From Seed Grant to Systems Change
Approx. 4 minute read
We know that changemakers and their partners have the capacity to create enduring impacts in their community. They think big and tackle complex issues — like poverty, health inequities, homelessness, addiction, and climate change — by addressing the causes of those issues and changing outcomes. The work to create lasting change requires deep collaboration, leverage existing community resources, and remain adaptable to changing circumstances (like a pandemic, for example). They put in the work to map out the factors that contribute to systemic issues, as well as the successes and assets in their communities.
“But that work is super messy. We knew the system was complex and that it would be challenging to come out of the process with a digestible system map,” says Sarna Salzman, Executive Director of SEEDS Ecology & Education Centers. She’s one of the core group participants focusing on an effort to divert organic waste away from landfills in Northern Michigan. In 2018, four organizations — Bay Area Recycling for Charities (BARC), SEEDS Ecology & Education Centers, Grand Traverse County Resource Recovery, and the Department of Environment, Great Lakes and Energy (EGLE) — formed a cohort to intensively study the regional waste system in Northern Michigan.
Through a 10-week Systems Practice course, they began by mapping out the region’s complex recycling system. From there, they zoomed in on specific waste streams to investigate further. The group was “looking for high-probability solutions”, and settled on organic waste because those solutions are attainable from a regional perspective, for a number of reasons. Unlike other waste streams (plastics, for example) resources needed in order to collect and process organic waste already exist in our region or could be created. In the case of heavy material that is inefficient to transport outside of the area where it’s generated, the best solutions are local. BARC, SEEDS, and other local organizations have been involved in small-scale composting efforts for years. They could sense how scaling organics diversion can become a viable social enterprise. Statewide partners, like the Michigan Recycling Coalition and EGLE, also expressed strong support and interest in collaborating towards solutions.
The group was awarded a Seed Grant in early 2020, and the Michigan Recycling Coalition, Emmet County Recycling, IRIS Waste Diversion Specialists, Networks Northwest, and Michigan Organics Council joined the effort. “We have a cohesive and committed group of collaborators who represent significant segments of the recycling community across the state,” the group commented in their preliminary Seed Grant report. They’ve met as an entire group several times, and convened as smaller groups or one-on-one to collect data and test their assumptions. “As we connect with other local leaders around the state, we’re finding out how much of an appetite for this type of work in other regions. The knowledge gaps are similar in other places, and even where the knowledge exists, networks haven’t been formed yet. What we solve here will absolutely serve the rest of the state,” says Nick Beadleston, founding partner of Good Impacts and the group’s Learning Officer for their Rotary Charities grant. “We’re not the first Michigan group to try and tackle food waste. But we’re more likely to succeed than our peers because we have a unique regional asset: a forward-focused funding partner like Rotary Charities to support our efforts as we learn and test solutions.”
The Seed Grant funding was intended to help this group of dedicated stakeholders narrow their focus from tackling the region’s entire recycling system down to the organic waste stream (which is a system in itself!) and identify leverage points within markets, policy, access, culture, and education.
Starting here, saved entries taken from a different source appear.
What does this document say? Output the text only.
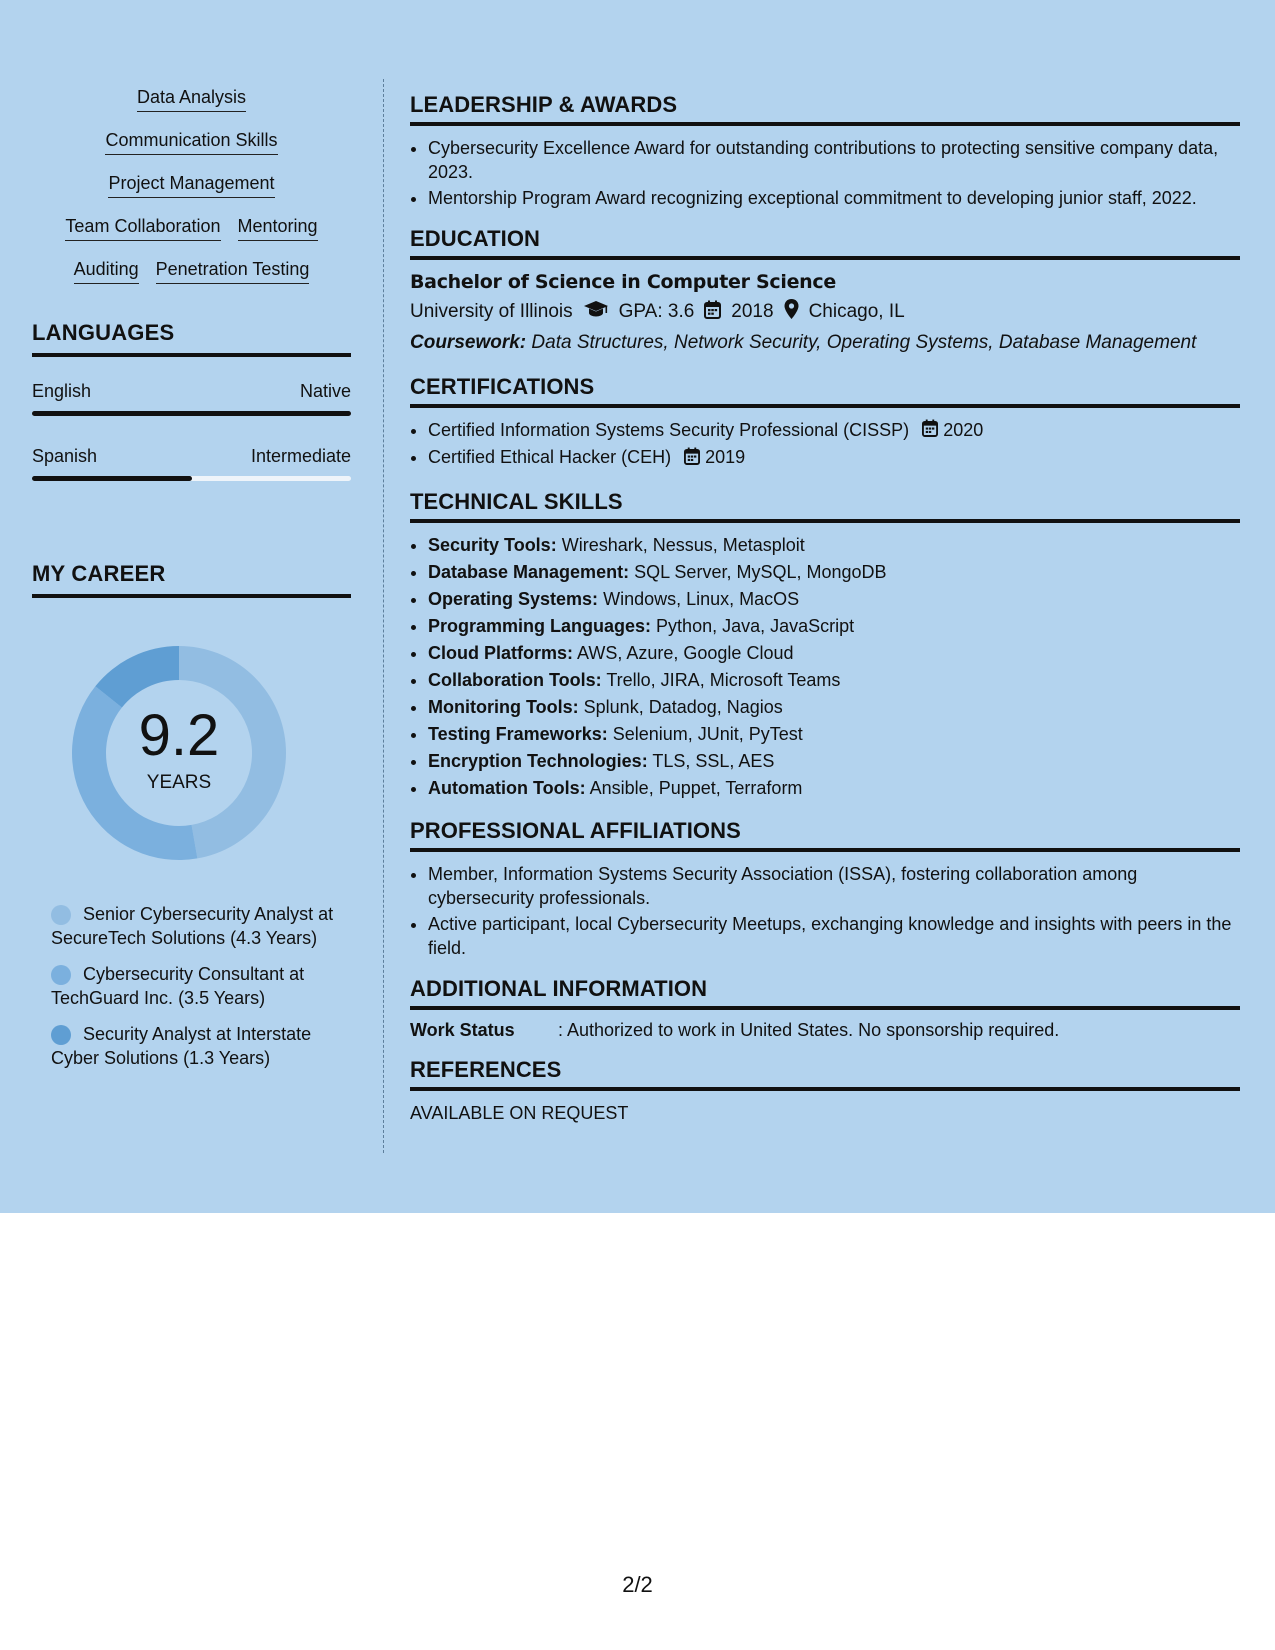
Data Analysis
Communication Skills
Project Management
Team Collaboration Mentoring
Auditing Penetration Testing
LANGUAGES
English	Native
Spanish	Intermediate
MY CAREER
9.2
YEARS
Senior Cybersecurity Analyst at SecureTech Solutions (4.3 Years)
Cybersecurity Consultant at TechGuard Inc. (3.5 Years)
Security Analyst at Interstate Cyber Solutions (1.3 Years)
LEADERSHIP & AWARDS
• Cybersecurity Excellence Award for outstanding contributions to protecting sensitive company data, 2023.
• Mentorship Program Award recognizing exceptional commitment to developing junior staff, 2022.
EDUCATION
Bachelor of Science in Computer Science
University of Illinois GPA: 3.6 2018 Chicago, IL
Coursework: Data Structures, Network Security, Operating Systems, Database Management
CERTIFICATIONS
• Certified Information Systems Security Professional (CISSP) 2020
• Certified Ethical Hacker (CEH) 2019
TECHNICAL SKILLS
• Security Tools: Wireshark, Nessus, Metasploit
• Database Management: SQL Server, MySQL, MongoDB
• Operating Systems: Windows, Linux, MacOS
• Programming Languages: Python, Java, JavaScript
• Cloud Platforms: AWS, Azure, Google Cloud
• Collaboration Tools: Trello, JIRA, Microsoft Teams
• Monitoring Tools: Splunk, Datadog, Nagios
• Testing Frameworks: Selenium, JUnit, PyTest
• Encryption Technologies: TLS, SSL, AES
• Automation Tools: Ansible, Puppet, Terraform
PROFESSIONAL AFFILIATIONS
• Member, Information Systems Security Association (ISSA), fostering collaboration among cybersecurity professionals.
• Active participant, local Cybersecurity Meetups, exchanging knowledge and insights with peers in the field.
ADDITIONAL INFORMATION
Work Status	: Authorized to work in United States. No sponsorship required.
REFERENCES
AVAILABLE ON REQUEST
2/2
This focus allowed the group to write a competitive grant proposal to the State of Michigan, with matching funds from Rotary Charities. They’ve also been awarded a Systems Change Accelerator grant to continue their work.
“There’s so much pre-work that has to happen before you can put together a more traditionally actionable project that funders will understand. The support of a regional funder like Rotary Charities in this space, where the necessary work is a little bit messy and there aren’t clear deliverables, is so valuable”, says Salzman, as she expressed gratitude to Rotarians and the community for trusting the process toward lasting impact.